אולי ימשני אבי והייתי בעיניו במתעתע והבאתי עלי קללה ולא ברכה: ותאמר לו אמו עלי קללתך בני שמע בקלי ולך קח-לי
Maybe my father will feel me and I will seem like a deceiver in his eyes, and he will bring upon me a curse and not a blessing. His mother said to him: “Your curse [will be] upon me my son. Listen to my voice, go and take [what I told you to][2]

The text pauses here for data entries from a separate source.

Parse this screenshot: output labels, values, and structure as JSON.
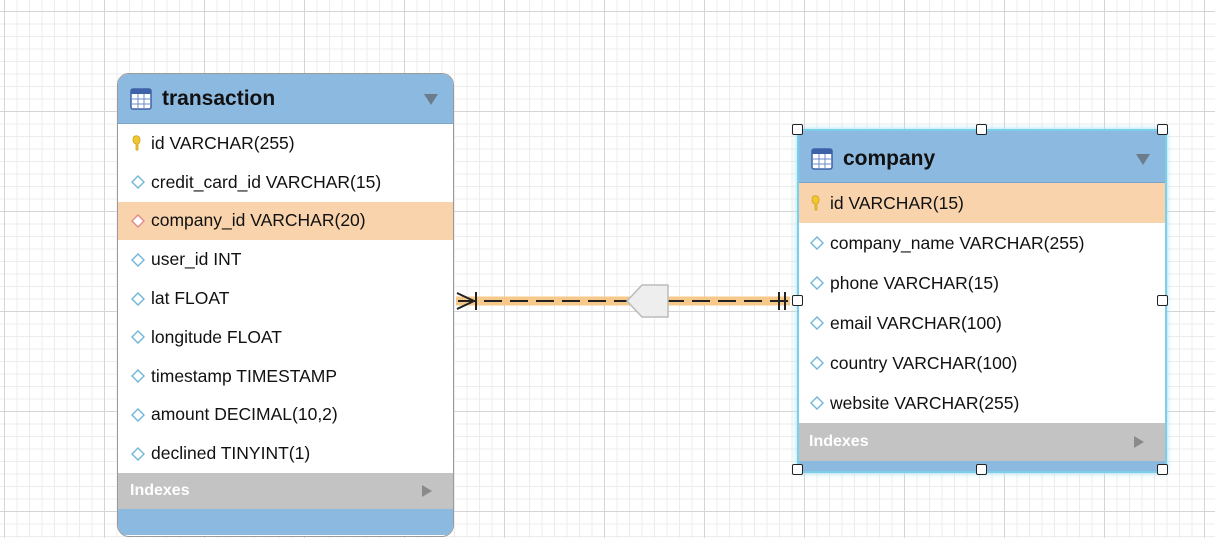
{
  "tables": {
    "transaction": {
      "title": "transaction",
      "columns": [
        {
          "label": "id VARCHAR(255)",
          "icon": "primary-key-icon",
          "selected": false
        },
        {
          "label": "credit_card_id VARCHAR(15)",
          "icon": "column-diamond-icon",
          "selected": false
        },
        {
          "label": "company_id VARCHAR(20)",
          "icon": "foreign-key-diamond-icon",
          "selected": true
        },
        {
          "label": "user_id INT",
          "icon": "column-diamond-icon",
          "selected": false
        },
        {
          "label": "lat FLOAT",
          "icon": "column-diamond-icon",
          "selected": false
        },
        {
          "label": "longitude FLOAT",
          "icon": "column-diamond-icon",
          "selected": false
        },
        {
          "label": "timestamp TIMESTAMP",
          "icon": "column-diamond-icon",
          "selected": false
        },
        {
          "label": "amount DECIMAL(10,2)",
          "icon": "column-diamond-icon",
          "selected": false
        },
        {
          "label": "declined TINYINT(1)",
          "icon": "column-diamond-icon",
          "selected": false
        }
      ],
      "indexes_label": "Indexes"
    },
    "company": {
      "title": "company",
      "columns": [
        {
          "label": "id VARCHAR(15)",
          "icon": "primary-key-icon",
          "selected": true
        },
        {
          "label": "company_name VARCHAR(255)",
          "icon": "column-diamond-icon",
          "selected": false
        },
        {
          "label": "phone VARCHAR(15)",
          "icon": "column-diamond-icon",
          "selected": false
        },
        {
          "label": "email VARCHAR(100)",
          "icon": "column-diamond-icon",
          "selected": false
        },
        {
          "label": "country VARCHAR(100)",
          "icon": "column-diamond-icon",
          "selected": false
        },
        {
          "label": "website VARCHAR(255)",
          "icon": "column-diamond-icon",
          "selected": false
        }
      ],
      "indexes_label": "Indexes"
    }
  },
  "relationship": {
    "from": "transaction.company_id",
    "to": "company.id",
    "type": "many-to-one",
    "highlight_color": "#f6c98a"
  },
  "colors": {
    "header": "#8cb9df",
    "selected_row": "#f8d3ac",
    "indexes_bar": "#c3c3c3",
    "selection_glow": "#7ccfe9",
    "key_icon": "#f2c62f",
    "column_diamond": "#6fb6d9",
    "fk_diamond": "#e08a8a"
  }
}
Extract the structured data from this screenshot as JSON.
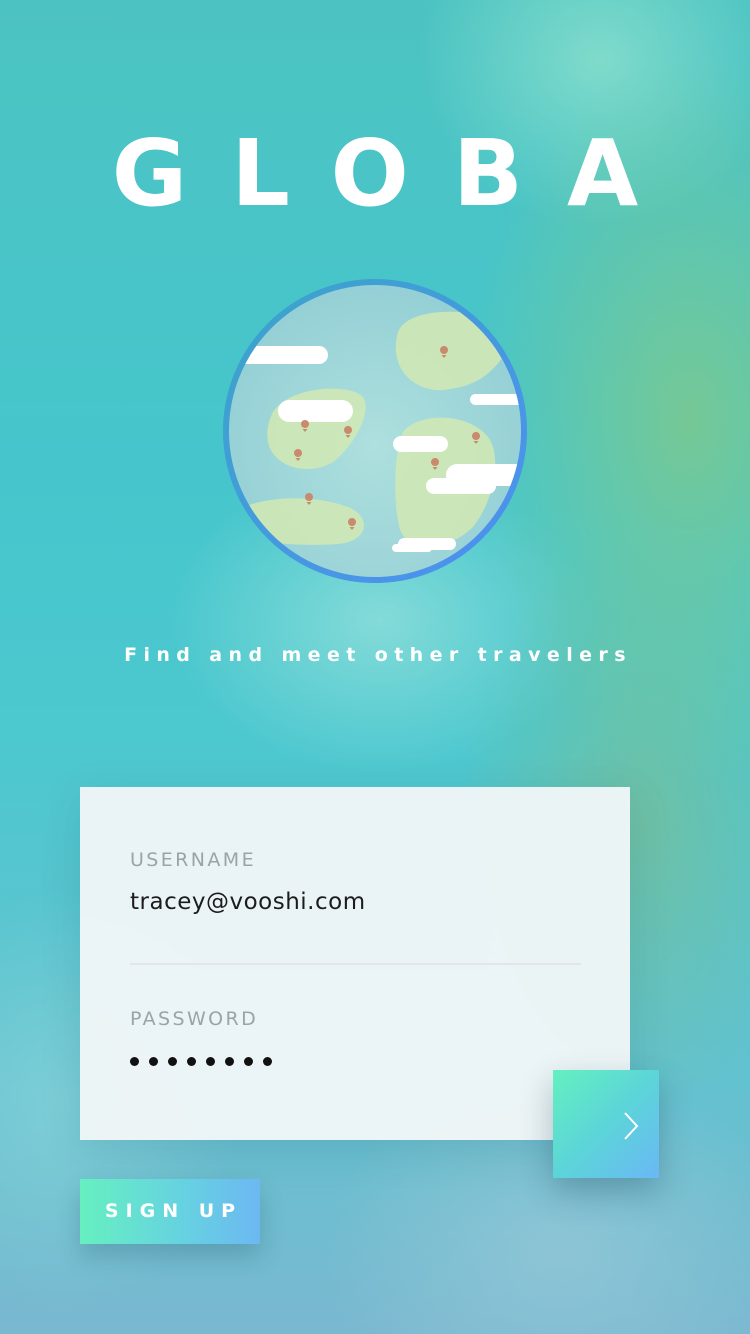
{
  "app": {
    "title": "GLOBA",
    "tagline": "Find and meet other travelers"
  },
  "login": {
    "username_label": "USERNAME",
    "username_value": "tracey@vooshi.com",
    "password_label": "PASSWORD",
    "password_mask": "••••••••",
    "password_length": 8
  },
  "actions": {
    "submit_icon": "chevron-right-icon",
    "signup_label": "SIGN UP"
  },
  "colors": {
    "accent_start": "#63f0bf",
    "accent_end": "#6ab8f5",
    "text_primary": "#1c1c1c",
    "label_gray": "#9aa3a6"
  }
}
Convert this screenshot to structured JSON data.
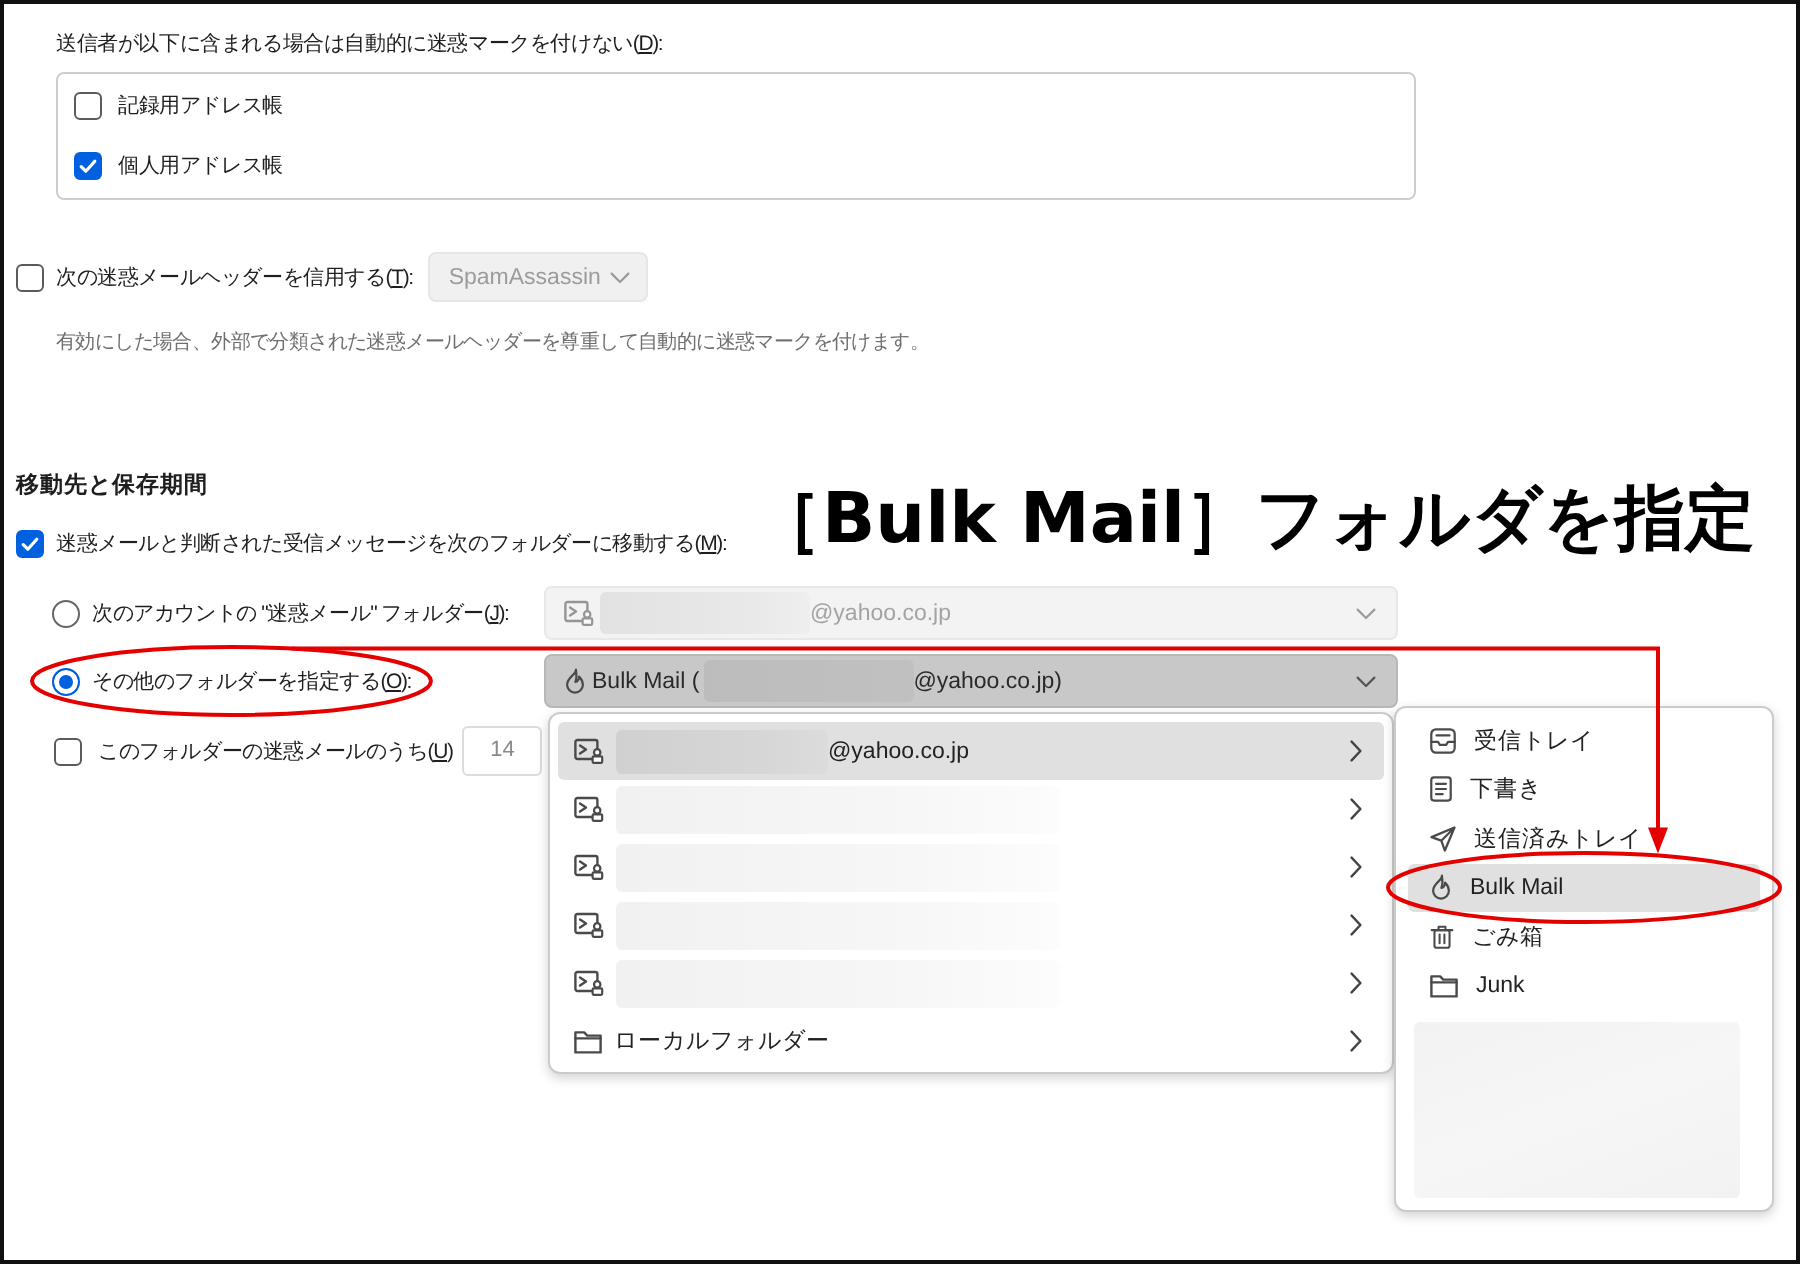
{
  "exceptions": {
    "label": "送信者が以下に含まれる場合は自動的に迷惑マークを付けない(",
    "access_key": "D",
    "label_end": "):",
    "address_books": [
      {
        "label": "記録用アドレス帳",
        "checked": false
      },
      {
        "label": "個人用アドレス帳",
        "checked": true
      }
    ]
  },
  "trust_headers": {
    "label": "次の迷惑メールヘッダーを信用する(",
    "access_key": "T",
    "label_end": "):",
    "checked": false,
    "dropdown": {
      "value": "SpamAssassin",
      "disabled": true
    },
    "hint": "有効にした場合、外部で分類された迷惑メールヘッダーを尊重して自動的に迷惑マークを付けます。"
  },
  "destination": {
    "heading": "移動先と保存期間",
    "move": {
      "label": "迷惑メールと判断された受信メッセージを次のフォルダーに移動する(",
      "access_key": "M",
      "label_end": "):",
      "checked": true
    },
    "options": [
      {
        "label": "次のアカウントの \"迷惑メール\" フォルダー(",
        "access_key": "J",
        "label_end": "):",
        "selected": false,
        "circled": false,
        "dropdown": {
          "kind": "account",
          "redacted": true,
          "value_end": "@yahoo.co.jp",
          "disabled": true,
          "open": false
        }
      },
      {
        "label": "その他のフォルダーを指定する(",
        "access_key": "O",
        "label_end": "):",
        "selected": true,
        "circled": true,
        "dropdown": {
          "kind": "spam",
          "value_start": "Bulk Mail (",
          "redacted": true,
          "value_end": "@yahoo.co.jp)",
          "disabled": false,
          "open": true
        }
      }
    ],
    "purge": {
      "label": "このフォルダーの迷惑メールのうち(",
      "access_key": "U",
      "label_end": ")",
      "checked": false,
      "value": "14"
    }
  },
  "folder_menu": {
    "items": [
      {
        "kind": "account",
        "redacted": true,
        "label": "@yahoo.co.jp",
        "selected": true,
        "submenu": true
      },
      {
        "kind": "account",
        "redacted": true,
        "selected": false,
        "submenu": true
      },
      {
        "kind": "account",
        "redacted": true,
        "selected": false,
        "submenu": true
      },
      {
        "kind": "account",
        "redacted": true,
        "selected": false,
        "submenu": true
      },
      {
        "kind": "account",
        "redacted": true,
        "selected": false,
        "submenu": true
      },
      {
        "kind": "folder",
        "redacted": false,
        "label": "ローカルフォルダー",
        "selected": false,
        "submenu": true
      }
    ]
  },
  "subfolder_menu": {
    "items": [
      {
        "kind": "inbox",
        "label": "受信トレイ",
        "selected": false,
        "circled": false
      },
      {
        "kind": "drafts",
        "label": "下書き",
        "selected": false,
        "circled": false
      },
      {
        "kind": "sent",
        "label": "送信済みトレイ",
        "selected": false,
        "circled": false
      },
      {
        "kind": "spam",
        "label": "Bulk Mail",
        "selected": true,
        "circled": true
      },
      {
        "kind": "trash",
        "label": "ごみ箱",
        "selected": false,
        "circled": false
      },
      {
        "kind": "folder",
        "label": "Junk",
        "selected": false,
        "circled": false
      }
    ],
    "redacted_footer": true
  },
  "annotation": {
    "caption": "［Bulk Mail］フォルダを指定",
    "arrow": true
  }
}
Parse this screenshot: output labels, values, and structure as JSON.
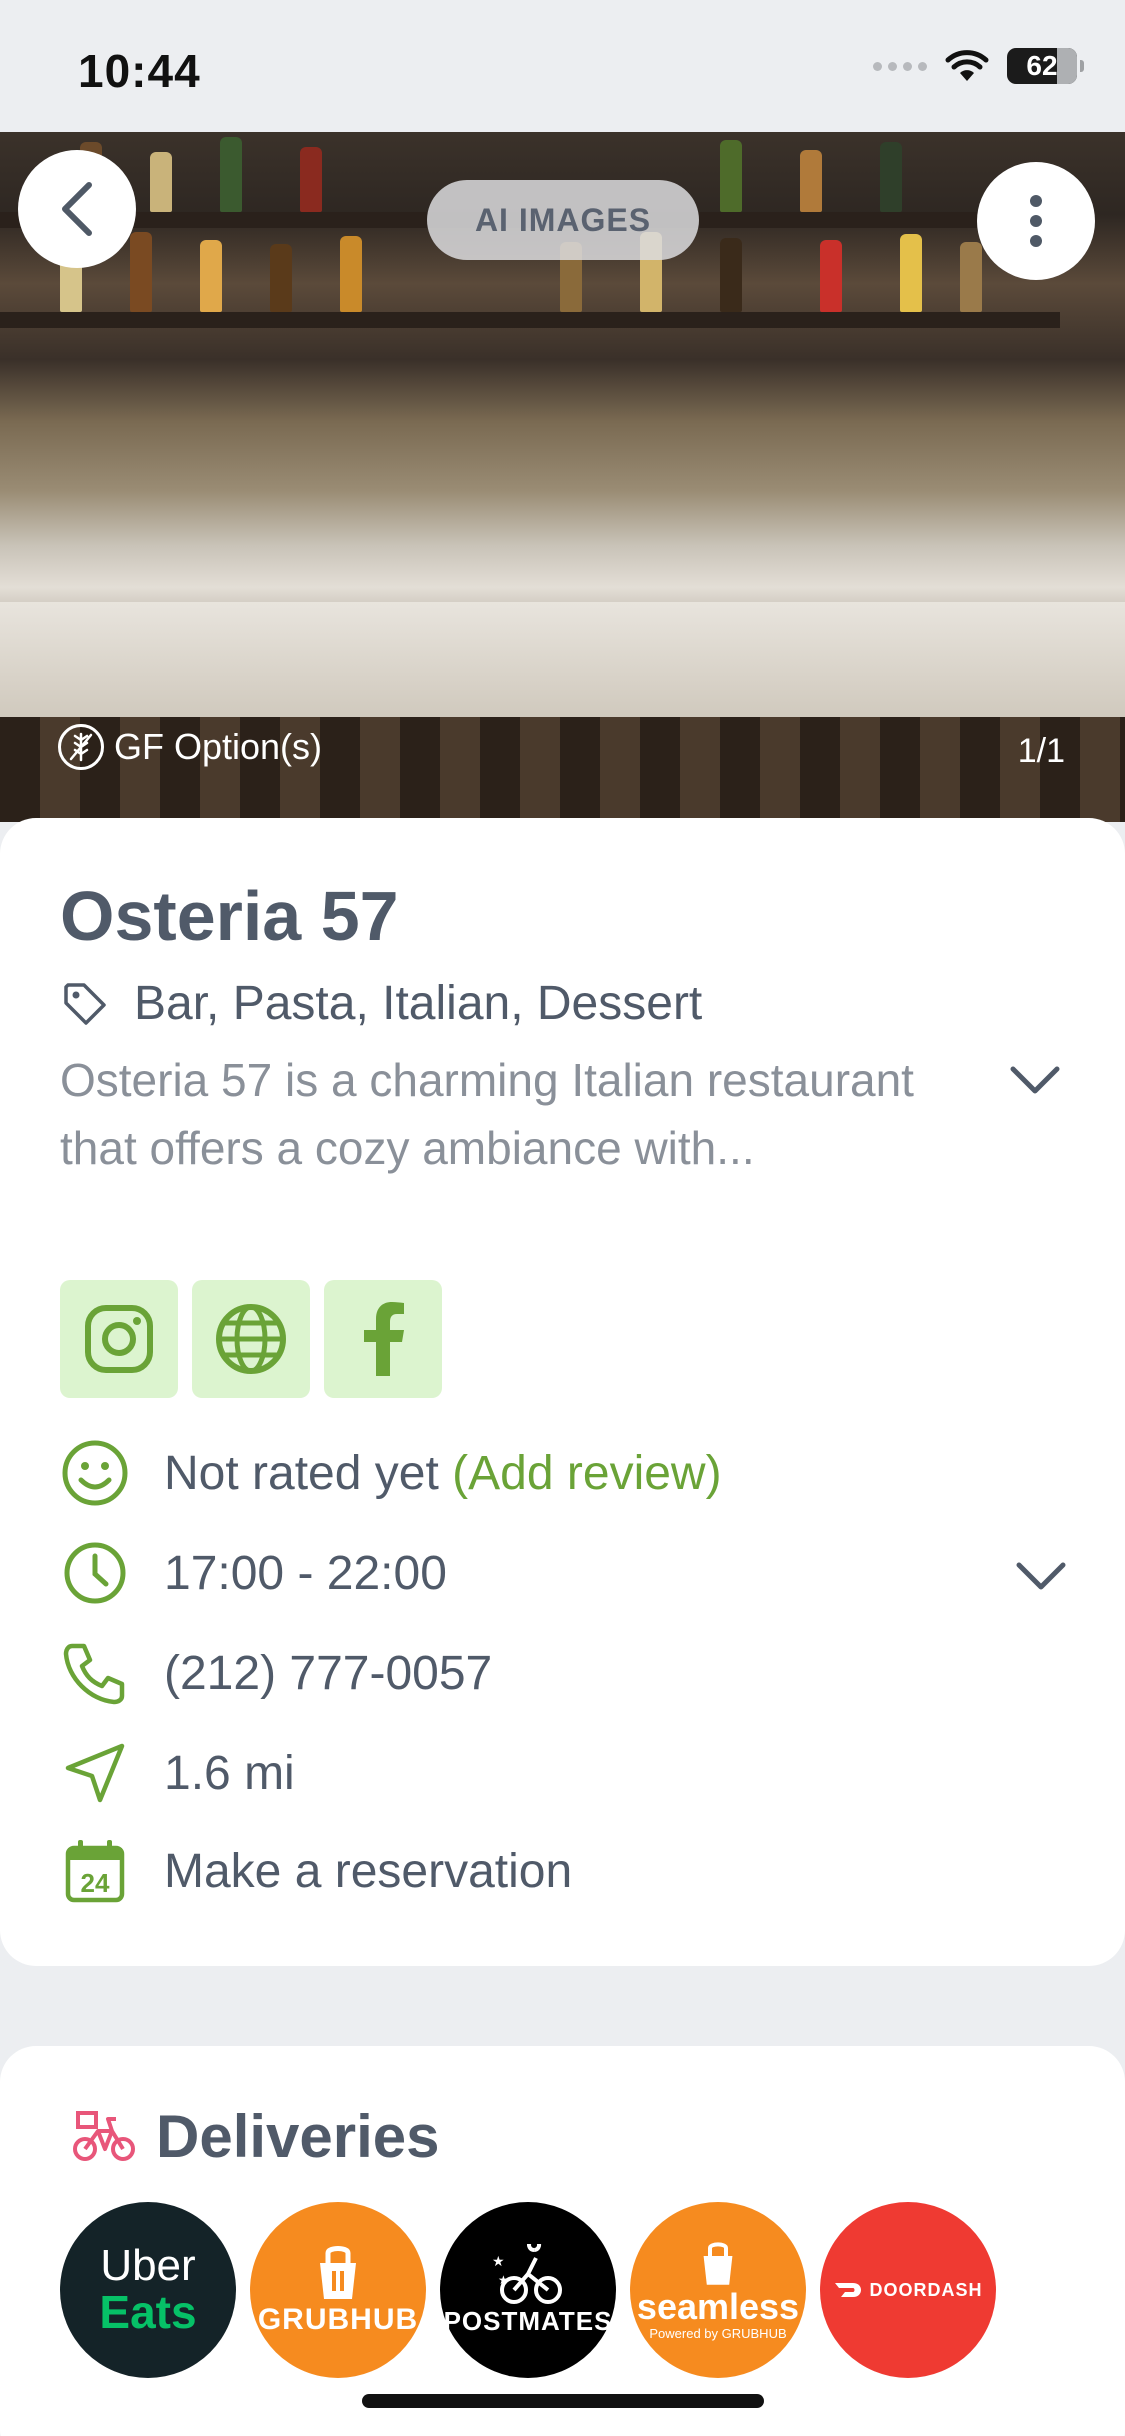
{
  "status": {
    "time": "10:44",
    "battery": "62"
  },
  "hero": {
    "ai_label": "AI IMAGES",
    "badge": "GF Option(s)",
    "counter": "1/1"
  },
  "restaurant": {
    "name": "Osteria 57",
    "tags": "Bar, Pasta, Italian, Dessert",
    "description": "Osteria 57 is a charming Italian restaurant that offers a cozy ambiance with...",
    "rating_text": "Not rated yet",
    "add_review": "(Add review)",
    "hours": "17:00 - 22:00",
    "phone": "(212) 777-0057",
    "distance": "1.6 mi",
    "reservation": "Make a reservation",
    "calendar_day": "24"
  },
  "social": [
    "instagram-icon",
    "globe-icon",
    "facebook-icon"
  ],
  "deliveries": {
    "title": "Deliveries",
    "services": [
      {
        "line1": "Uber",
        "line2": "Eats",
        "color": "#142328"
      },
      {
        "line1": "GRUBHUB",
        "line2": "",
        "color": "#f68b1f"
      },
      {
        "line1": "POSTMATES",
        "line2": "",
        "color": "#000000"
      },
      {
        "line1": "seamless",
        "line2": "Powered by GRUBHUB",
        "color": "#f68b1f"
      },
      {
        "line1": "DOORDASH",
        "line2": "",
        "color": "#ef3a32"
      }
    ]
  },
  "colors": {
    "accent_green": "#6aa337",
    "social_bg": "#dcf4cf",
    "text": "#505a69",
    "muted": "#8a9099"
  }
}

The climax of this week’s parsha contains Rivka’s dramatic plot to secure blessings for her son Yaakov, preventing her other son Eisav from receiving them. The blind Yitzchak decided Eisav was more worthy of his final blessings, and requested his talented son go and hunt him some game. While Eisav was away, Yaakov was to enter Yitzchak’s tent, pretend to be Eisav, and receive the blessings himself. Yaakov was reluctant at first, explaining to his mother that the plan was dangerous. Eisav was a very hairy man, and Yaakov was smooth-skinned. What if Yitzchak would feel Yaakov’s arms and realize that he’s not really Eisav? Yitzchak would label Yaakov a deceiver. He would receive his father’s curses, not blessings! His mother reassured him, that no curse would befall him.